Le 22 décembre 2021
- Scénariste : Park Kun-woong>
- Dessinateur : Park Kun-woong
- Genre : Historique
- Editeur : Rue de l’échiquier
- Famille : Roman graphique
- Date de sortie : 28 octobre 2021
Dans ce livre magistral, Park Kun-woong revient sur un épisode dramatique de l’histoire de la dictature sud-coréen de Park Chung-hee.
Résumé : Au pouvoir depuis un coup d’État réalisé en 1961 et élu par trois fois à la présidence, Park Chung-hee craint la contestation populaire qui remet en cause son gouvernement autoritaire. Ce militaire de carrière met en place en 1972 une véritable dictature en faisant adopter la « constitution yusin » qui place le le président et les forces armées au cœur du pouvoir politique. Cette nouvelle constitution suscite d’importantes manifestations en Corée du Sud. Pour détourner l’attention de l’opinion, Park Chung-hee fait arrêter huit hommes qui sont accusés d’être des sympathisants communistes et d’espionner pour le compte de l’adversaire nord-coréen. Le pouvoir organise un simulacre de procès et les condamne à mort dans l’objectif d’impressionner les opposants. Le lendemain de la sentence, les 8 hommes sont exécutés dans le plus grand secret. En 2002, une commission d’enquête du tribunal de Séoul conclut que cette affaire a été montée de toute pièce par le pouvoir et lave l’honneur des victimes. À partir de nombreux témoignages, le dessinateur Park Kun-woong reconstitue l’itinéraire de ces huit hommes, leur souffrance et celle de leurs familles.

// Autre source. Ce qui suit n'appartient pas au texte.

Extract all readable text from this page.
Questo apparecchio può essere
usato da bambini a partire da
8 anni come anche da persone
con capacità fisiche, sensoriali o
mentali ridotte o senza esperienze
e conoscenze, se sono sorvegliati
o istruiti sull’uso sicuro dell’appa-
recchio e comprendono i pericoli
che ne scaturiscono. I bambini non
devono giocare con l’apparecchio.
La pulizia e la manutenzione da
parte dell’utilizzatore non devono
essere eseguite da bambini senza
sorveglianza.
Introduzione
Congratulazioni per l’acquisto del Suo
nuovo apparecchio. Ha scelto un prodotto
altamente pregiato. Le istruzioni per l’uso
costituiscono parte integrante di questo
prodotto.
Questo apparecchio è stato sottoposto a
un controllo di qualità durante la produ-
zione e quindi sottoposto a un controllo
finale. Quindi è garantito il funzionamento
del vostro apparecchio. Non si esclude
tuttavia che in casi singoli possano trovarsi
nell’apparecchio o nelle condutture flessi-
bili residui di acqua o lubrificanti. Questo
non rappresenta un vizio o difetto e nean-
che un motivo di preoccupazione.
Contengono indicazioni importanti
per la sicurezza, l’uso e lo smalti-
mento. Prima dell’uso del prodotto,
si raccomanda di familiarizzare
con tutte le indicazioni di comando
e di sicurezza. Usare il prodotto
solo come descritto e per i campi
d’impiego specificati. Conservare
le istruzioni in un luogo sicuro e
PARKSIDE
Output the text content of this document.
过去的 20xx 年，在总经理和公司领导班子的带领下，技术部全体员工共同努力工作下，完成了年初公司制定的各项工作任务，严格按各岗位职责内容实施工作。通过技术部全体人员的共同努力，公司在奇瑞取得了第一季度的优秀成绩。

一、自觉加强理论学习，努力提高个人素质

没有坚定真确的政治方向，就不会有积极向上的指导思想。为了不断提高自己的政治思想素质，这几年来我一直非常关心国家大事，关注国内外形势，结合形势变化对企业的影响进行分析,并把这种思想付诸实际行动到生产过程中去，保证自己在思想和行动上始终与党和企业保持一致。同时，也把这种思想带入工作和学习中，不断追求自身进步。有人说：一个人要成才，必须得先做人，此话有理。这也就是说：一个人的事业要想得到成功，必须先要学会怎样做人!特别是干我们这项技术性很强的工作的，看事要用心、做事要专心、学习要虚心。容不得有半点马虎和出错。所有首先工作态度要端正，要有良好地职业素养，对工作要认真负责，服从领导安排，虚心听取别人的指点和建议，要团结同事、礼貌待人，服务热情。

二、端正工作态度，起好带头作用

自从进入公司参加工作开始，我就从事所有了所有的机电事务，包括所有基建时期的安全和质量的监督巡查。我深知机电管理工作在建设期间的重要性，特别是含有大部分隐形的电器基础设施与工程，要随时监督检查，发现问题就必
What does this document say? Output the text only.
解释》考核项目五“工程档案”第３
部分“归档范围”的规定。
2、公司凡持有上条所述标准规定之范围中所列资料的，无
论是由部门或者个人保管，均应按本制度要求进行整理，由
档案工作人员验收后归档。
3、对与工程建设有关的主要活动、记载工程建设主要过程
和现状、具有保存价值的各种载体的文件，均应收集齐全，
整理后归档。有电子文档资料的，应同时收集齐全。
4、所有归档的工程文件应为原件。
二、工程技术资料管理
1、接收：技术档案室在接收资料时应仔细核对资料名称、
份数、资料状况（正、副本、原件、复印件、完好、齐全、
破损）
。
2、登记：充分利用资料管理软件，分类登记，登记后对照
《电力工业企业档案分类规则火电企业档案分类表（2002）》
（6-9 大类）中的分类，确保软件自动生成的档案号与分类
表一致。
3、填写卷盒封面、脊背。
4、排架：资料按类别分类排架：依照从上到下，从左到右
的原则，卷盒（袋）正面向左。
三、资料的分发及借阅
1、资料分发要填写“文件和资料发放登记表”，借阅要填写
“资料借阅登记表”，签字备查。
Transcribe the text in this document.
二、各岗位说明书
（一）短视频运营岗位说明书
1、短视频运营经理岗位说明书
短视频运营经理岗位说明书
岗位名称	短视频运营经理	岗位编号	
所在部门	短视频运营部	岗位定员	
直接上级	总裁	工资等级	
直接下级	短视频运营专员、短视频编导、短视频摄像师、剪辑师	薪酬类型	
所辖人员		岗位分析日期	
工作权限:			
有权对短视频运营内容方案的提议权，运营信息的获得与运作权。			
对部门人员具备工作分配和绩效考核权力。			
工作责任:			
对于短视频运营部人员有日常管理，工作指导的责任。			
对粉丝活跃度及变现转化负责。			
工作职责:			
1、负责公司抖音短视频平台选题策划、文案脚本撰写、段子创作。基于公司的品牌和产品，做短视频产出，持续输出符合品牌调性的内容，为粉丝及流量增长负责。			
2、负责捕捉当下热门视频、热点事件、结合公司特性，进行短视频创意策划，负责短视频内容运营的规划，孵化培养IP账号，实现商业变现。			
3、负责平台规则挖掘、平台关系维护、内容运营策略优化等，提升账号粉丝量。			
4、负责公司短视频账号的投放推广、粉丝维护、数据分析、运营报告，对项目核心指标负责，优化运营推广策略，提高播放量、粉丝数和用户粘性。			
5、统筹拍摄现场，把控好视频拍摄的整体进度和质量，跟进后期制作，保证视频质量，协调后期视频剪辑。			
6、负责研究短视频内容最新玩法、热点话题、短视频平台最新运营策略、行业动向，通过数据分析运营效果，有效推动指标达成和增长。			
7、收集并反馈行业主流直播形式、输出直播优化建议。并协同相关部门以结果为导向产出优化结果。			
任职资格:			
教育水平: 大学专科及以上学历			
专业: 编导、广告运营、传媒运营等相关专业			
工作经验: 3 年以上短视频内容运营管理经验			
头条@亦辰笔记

Park Kun-woong – rue de l’échiquier pour l’édition française
Après Fleurs, Massacre au pont de Non Gun Ri ou Mémoires d’un frêne, Park Kun-woong poursuit son méticuleux travail d’exploration des ombres de l’histoire sud-coréenne. Un matin de ce printemps-là est un livre qui rend hommage à huit victimes choisies de manière assez arbitraires – il s’avère que les hommes sont pour plusieurs d’entre eux des réformistes opposés à la « constitution yusin » sans être communistes – par les services de Park Chung-hee pour détourner l’attention de l’opinion publique et faire passer un message aux opposants politiques. L’album consacre un chapitre par victime et reconstitue minutieusement leur parcours et le destin de leurs familles, qui manifestent mais sont rapidement condamnées au silence puis à l’infamie. Un matin de ce printemps-là possède un caractère volontairement répétitif de part sa structure narrative : l’auteur prend le temps de mettre en scène le destin de chacun de ses personnages, ce qui explique la longueur de ce récit de plus 350 pages. Mais répétition n’est pas synonyme d’ennui, et Park Kun-woong tient tout du long son lecteur en haleine grâce à son habileté de conteur.
- Park Kun-woong – rue de l’échiquier pour l’édition française
La puissance d’Un matin de ce printemps-là réside dans le caractère tragique de ces histoires – le lecteur connaît d’avance le destin des personnages – et l’habileté de narrateur de Park Kun-woong, qui use volontiers d’une forme de poésie graphique. Le dessinateur figure de manière poétique l’absence (les décors jouent à cet égard un rôle essentiel) et l’effacement : aucun des nombreux protagonistes du récit n’a de visage, une astuce habile pour éviter le piège de la représentation d’individus qui ont réellement existé. Park Kun-woong transmet des émotions très fortes à son lecteur, entre le chagrin et un sentiment de révolte mâtiné d’impuissance. La force de ces sentiments rend éprouvante parfois la lecture d’Un matin de printemps-là, mais c’est aussi la force de la littérature que de mettre à l’épreuve son lecteur.
Avec Un matin de ce printemps-là, Park Kun-woong adopte une démarche historienne, puisqu’il est allé à la rencontre des familles des victimes pour recueillir leur témoignage. Il est seulement dommage qu’il n’ait pas choisi de mettre en scène ou d’expliciter sa démarche, d’une manière ou d’une autre, comme l’a fait Art Spiegelman dans Maus ou Jacques Tardi dans Moi, René Tardi, prisonnier de guerre, deux auteurs dont Park Kun-woong se rapproche par son traitement de l’Histoire. Il s’agit probablement pour l’auteur sud-coréen d’une manière de s’effacer derrière les personnages auxquels il rend hommage.
- Park Kun-woong – rue de l’échiquier pour l’édition française
Un matin de ce printemps-là s’inscrit dans la continuité d’une œuvre riche, instructive et puissante. Park Kun-woong exorcise les démons de la Corée du Sud et dépasse la perspective manichéiste qui oppose un Sud démocratique à la dictature nord-coréenne. Un auteur exceptionnel dont il faut découvrir le travail.